By subject, movies come in sets of three. In 1984, we had Places in the Heart, The River and Country; last year we had Highlander: The Final Dimension, Rob Roy and Braveheart; and I'm still wondering whatever happened to the third pig movie.

Probably intended to capitalize on the loyal cult of The X-Files, three big releases slated for this year deal with alien visitation. The Arrival has made its arrival first, beating the massive special-effects festival Independence Day and Men in Black into theatres. Here's hoping it's the worst of the three.

Writer-director David Twohy's script is a reasonably well-crafted piece of work out of which an entertaining sci-fi thriller could have been built, but Twohy's direction, and the miserable performances elicited from his cast, made it a chore for me to sit through, despite my fondness for sci-fi films. The plot is basically a feature-length X-Files episode, but, most notably, it lacks the self-deprecating--almost sheepish and apologetic--wit of that show at its best.

The Arrival, as is now virtually de rigueur for the genre, mixes sci-fi chills with government-conspiracy paranoia. Charlie Sheen plays Zane, a radio astronomer scanning the skies for signs of intelligent life in the universe; one night he hears a weird noise that sounds promising. He takes the info to his superior (Ron Silver), who of course promptly fires Zane and hushes up his discovery.

Working on his own, or with the help of an inner-city kid next door (Tony T. Johnson), Zane continues to probe the mystery, which eventually leads him to a town in Mexico where strange things are happening. Zane and a sympathetic climatologist played by Lindsay Crouse soon find themselves threatened by an alien vanguard that, for all its technical superiority, is rather amusingly low-tech when it comes to violence: Alien hit men try to whack Zane by dropping a bathtub on him and, later, simply attacking him with a machete, while an army of scorpions is released in Crouse's hotel room.

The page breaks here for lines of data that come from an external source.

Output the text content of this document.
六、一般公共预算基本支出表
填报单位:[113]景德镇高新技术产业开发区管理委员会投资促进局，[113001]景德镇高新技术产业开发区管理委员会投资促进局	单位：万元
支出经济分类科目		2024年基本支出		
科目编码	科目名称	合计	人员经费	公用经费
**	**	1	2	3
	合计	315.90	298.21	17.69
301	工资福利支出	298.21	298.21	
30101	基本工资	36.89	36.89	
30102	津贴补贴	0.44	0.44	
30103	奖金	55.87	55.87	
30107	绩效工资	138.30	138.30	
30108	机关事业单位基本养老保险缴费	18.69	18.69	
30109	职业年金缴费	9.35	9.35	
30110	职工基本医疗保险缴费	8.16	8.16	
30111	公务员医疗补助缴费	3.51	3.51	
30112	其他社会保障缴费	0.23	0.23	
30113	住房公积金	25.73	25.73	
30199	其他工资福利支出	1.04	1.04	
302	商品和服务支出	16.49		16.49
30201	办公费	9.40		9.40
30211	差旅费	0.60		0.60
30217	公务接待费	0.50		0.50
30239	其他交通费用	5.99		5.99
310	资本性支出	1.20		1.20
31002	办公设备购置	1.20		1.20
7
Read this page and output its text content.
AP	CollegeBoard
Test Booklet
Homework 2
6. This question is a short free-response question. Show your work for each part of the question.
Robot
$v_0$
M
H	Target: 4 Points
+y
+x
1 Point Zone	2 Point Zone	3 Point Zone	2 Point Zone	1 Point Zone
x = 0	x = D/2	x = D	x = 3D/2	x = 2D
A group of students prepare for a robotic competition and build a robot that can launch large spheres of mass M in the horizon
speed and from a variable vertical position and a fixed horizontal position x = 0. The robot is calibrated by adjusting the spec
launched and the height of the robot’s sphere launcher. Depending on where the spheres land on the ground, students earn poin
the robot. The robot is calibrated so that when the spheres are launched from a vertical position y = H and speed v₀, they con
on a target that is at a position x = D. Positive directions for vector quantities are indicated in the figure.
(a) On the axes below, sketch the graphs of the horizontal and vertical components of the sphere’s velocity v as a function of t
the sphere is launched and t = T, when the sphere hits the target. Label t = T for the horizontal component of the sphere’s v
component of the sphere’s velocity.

The dialogue is clunky, though some of it is delivered in seemingly unintentionally rhymed couplets--a telephone message from Zane's ex-girlfriend concludes: "I miss your paranoid brain/Call when you can; I love you, Zane." Or, Zane, unable to forget the ex: "She's outta my bed/But still in my head."

But far more ruinous than the dialogue is Twohy's ponderous direction. The film's first image--Crouse in an anomalous verdant zone in the arctic, surrounded by endless white--should be striking, as should Zane's first earful of the spooky sound from beyond. But these and other potentially effective bits are handled with so leaden a touch that they produce no tingle.

Most of the actors perform indifferently. Silver wins the heated competition for "Cast Member Who Seems Most Bored and Embarrassed," with Crouse a close second, and lovely Teri Polo, as the girlfriend, a distant third.

The exception, alas for him, is Sheen, who works hard and earnestly and comes across the worst. I've liked Sheen in other roles--especially in Adam Rifkin's underrated satire The Chase--but his best attribute in The Arrival is the marvelous pair of sunglasses he wears through much of the film. I'd consider sitting through the picture again if they gave out a few pairs of those shades as door prizes. Not only are they chic, they cover Sheen's hammy eye-rolling.

There's not much of an upside to The Arrival, although the aliens, when we finally see them, are rather elegant--they looked to me like ambulatory office furniture. Most charmingly, one of them, upon spying Sheen snooping around, did a visible double take. Apparently, some things really are universal.

The Arrival:
Directed by David Twohy; with Charlie Sheen, Ron Silver, Lindsay Crouse, Teri Polo and Tony T. Johnson.